Но за закрытыми дверями деревенский дурчок был мелким тираном. «Марк не давал мне ни банковского счета, ни денег на домашнее хозяйство, – вспоминала Вирджиния. – Я всегда должна была просить у него денег, при этом следовало объяснять, зачем они мне нужны. Я забирала все продукты в кредит, а в конце месяца он все оплачивал, хотя практически ему приходилось платить вдвойне, поскольку торговцы слегка превышали «договоренности». Любопытно, что им он доверял больше, чем мне!» Он брюзжал и бранился, подписывая чеки, и постоянно напоминал Вирджинии, что спас ее от нищеты и дал ей «неоценимые материальные блага». Ледяное отношение к Вирджинии многих европейских коллег Шагала – Пикассо, Кассу, Кутюрье, Суцкевера – не способствовало повышению ее статуса в доме и было оскорбительным в контрасте с блистательностью Иды. Только Клер Голль, которая после смерти Ивана в 1950 году приехала в Ванс, как правило, возмущалась Шагалом и симпатизировала Вирджинии. В комнате Клер Вирджиния позволяла себе расплакаться и, всхлипывая, рассказывать, что «каждый вечер я должна показывать ему счета, а он обсуждает каждую трату: мука, соль, кофе… Я его прислуга, я его секретарь, натурщица, шофер, бухгалтер и, несмотря на его миллионы, он с трудом дает мне достаточно денег, чтобы купить продукты».

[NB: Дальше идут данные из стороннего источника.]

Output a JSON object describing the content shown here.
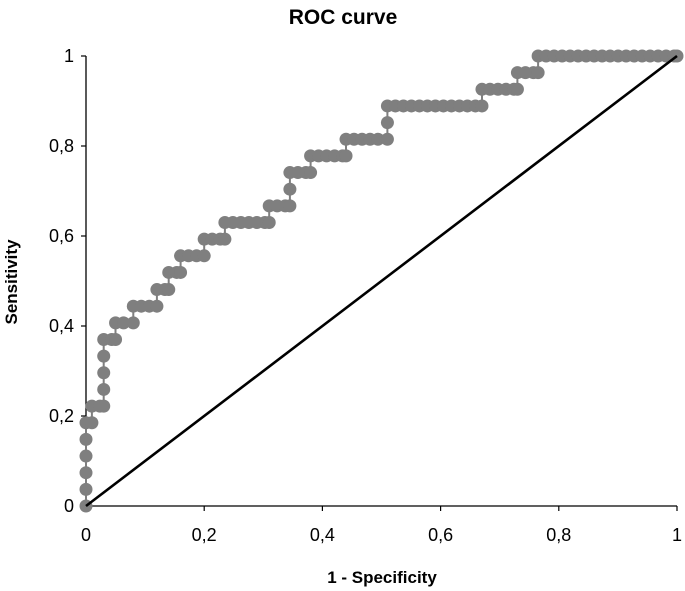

Джин, которой исполнилось одиннадцать лет, отступала на задний план, когда гости, заполнившие дом, собирались вокруг Давида, потому что он был сыном Шагала. Один только веселый и добрый поэт Жак Превер суетился около нее, чтобы стать и ее другом. Она вспоминала: «Я чувствовала, что Давид лучше меня, и мне надо будет посвятить всю свою жизнь заботе о нем». Хотя теперь Джин называла Шагала «рара», его отношения с ней ограничивались лишь вопросом: «Помогаешь ли ты маме?» – так Шагал вспоминал, что его сестры помогали их матери.
Джин дошла до того, что думала о своей семье, как о семье с тремя детьми, из которых Шагал был самым требовательными. Она замечала, что под очаровательной, непосредственной, как у ребенка, внешностью человека, неприспособленного к быту, он увиливает от всех обязанностей взрослого.
Джин наблюдала, как ее мать всегда спешит в студию, чтобы позаботиться о нем. Если гости появлялись в доме в отсутствие Вирджинии, то Шагал полагал, что Джин должна играть роль хозяйки и подавать им ланч, что она любезно и делала. Но Вирджиния видела, как Джин все больше и больше обижалась. Шагал был рассеянным, он получал удовольствие от проживания каждого дня, – прогуливаясь по саду, радуясь вкусной еде и напиткам, наслаждаясь обществом приятной компании, или проводя часы бодрствования в студии.